Tuesday Night Workouts
Join us for our Upcoming workouts!
All paces welcome
We started the CNW Tuesday Night Workout Group back on March 13. So far so good. Many great efforts out on the track and tons of improvement. We will continue for another 10 weeks at the very least until August or Sept. The group is free and open to the public so tell your friends and come get a workout!
6:15-6:30 p.m.: Warm up jog on track (jog opposite direction maybe) and surrounding area
6:30-7:00 p.m.: Interval workout on the track (longer workouts may go until 7:15pm)
7:00-7:15 p.m.: Cool down jog and stretching
Workouts are at the Roosevelt High School Track 1410 NE 66th St, Seattle, WA 98115.
The parking lot at Roosevelt High School is typically open for public parking during the scheduled workout time. During school events the parking lot can be crowded, but plenty of street parking is available nearby.
What to Bring
We recommend bringing a stop watch, water, electrolytes, layers to prepare for the weather, and a change of clothes for after the workout.
MEET THE COACH
This group will be led by Club Northwest member Spencer Walsh. Read Spencer's bio and reach out to him at firstname.lastname@example.org with any additional questions. Please allow 24 hours for a response.
WORKOUT #14 COMBO WORKOUT
Back to Tempo then Hills.

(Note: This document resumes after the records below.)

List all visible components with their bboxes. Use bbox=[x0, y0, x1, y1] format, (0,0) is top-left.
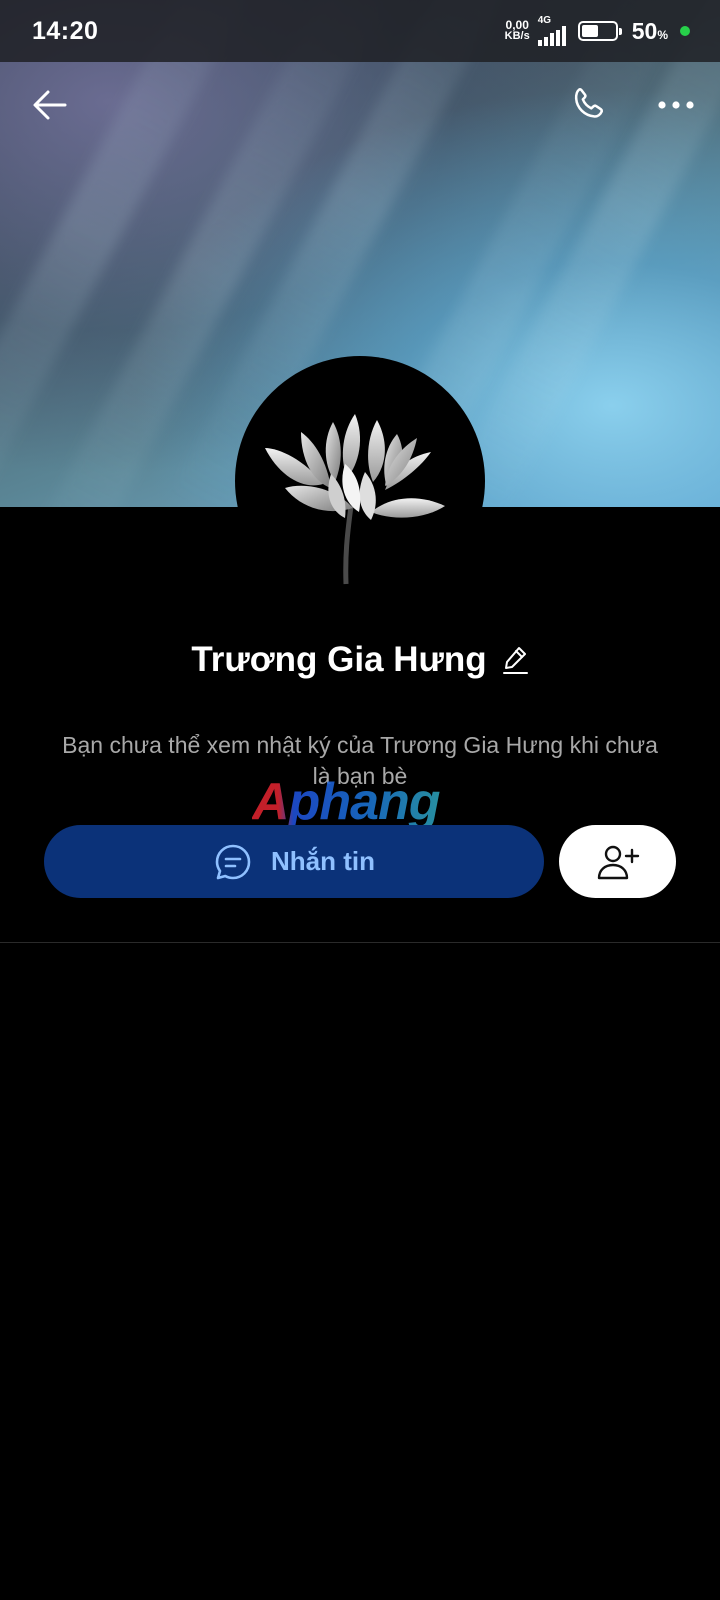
chat-bubble-icon bbox=[215, 844, 251, 879]
section-divider bbox=[0, 942, 720, 943]
call-button[interactable] bbox=[558, 75, 618, 135]
profile-name-row: Trương Gia Hưng bbox=[0, 640, 720, 680]
more-dots-icon bbox=[658, 101, 694, 109]
add-user-icon bbox=[597, 845, 639, 879]
watermark-logo: Aphang bbox=[252, 773, 441, 831]
pencil-icon bbox=[502, 647, 528, 674]
battery-percent: 50% bbox=[631, 17, 668, 44]
network-speed-unit: KB/s bbox=[504, 30, 530, 42]
privacy-indicator-dot bbox=[680, 26, 690, 36]
lotus-flower-image bbox=[265, 414, 445, 585]
message-button[interactable]: Nhắn tin bbox=[44, 825, 544, 898]
status-icons: 0,00 KB/s 4G 50% bbox=[505, 16, 690, 46]
phone-icon bbox=[574, 88, 603, 118]
edit-name-button[interactable] bbox=[501, 645, 529, 675]
status-time: 14:20 bbox=[32, 16, 99, 45]
arrow-left-icon bbox=[33, 90, 67, 120]
add-friend-button[interactable] bbox=[559, 825, 676, 898]
back-button[interactable] bbox=[20, 75, 80, 135]
more-options-button[interactable] bbox=[646, 75, 706, 135]
avatar[interactable] bbox=[235, 356, 485, 606]
network-type: 4G bbox=[537, 15, 552, 26]
status-bar: 14:20 0,00 KB/s 4G 50% bbox=[0, 0, 720, 62]
signal-strength-icon: 4G bbox=[537, 15, 566, 46]
profile-name: Trương Gia Hưng bbox=[191, 640, 487, 679]
network-speed: 0,00 KB/s bbox=[504, 19, 530, 42]
profile-screen: 14:20 0,00 KB/s 4G 50% Trương Gia Hưng B… bbox=[0, 0, 720, 1600]
battery-icon bbox=[577, 21, 622, 41]
message-button-label: Nhắn tin bbox=[271, 846, 375, 876]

We will run a 15 minute tempo on the track at 10k to Half-Marathon goal race pace. We will jog/recover for 10 to 12 minutes.
Spencer will jog over to Cowan/Ravenna with the group. We will run 4 x 45 sec-1 min. hills. Starting in same spot as 4 weeks ago when we ran hills at Cowan. Focus is on strength. Run the hills hard with good running form. Recovery will be walk/slow jog downhill.
WORKOUT #15 1200 METER INTERVALS
We ran 1200 meter repeats back on April 3. Another chance to gauge your running improvement. We will run 3 to 5 1200 meter repeats at about your 5k goal race pace. Jog an easy lap for recovery in between intervals. Its going to be warm so make sure to bring a water bottle to stay hydrated.
WORKOUT #16 400 METER REPEATS
Back to speed and some old fashioned 400 meter repeats. We will run 6 to 10. Pace should be a hard effort, probably around your goal mile race pace. So if your goal is to run a 6:00 mile you should be running about 1:30 or 90 sec. The key is to give a consistently hard effort on each 400. Jog an easy lap on the outside lanes of the track for recovery.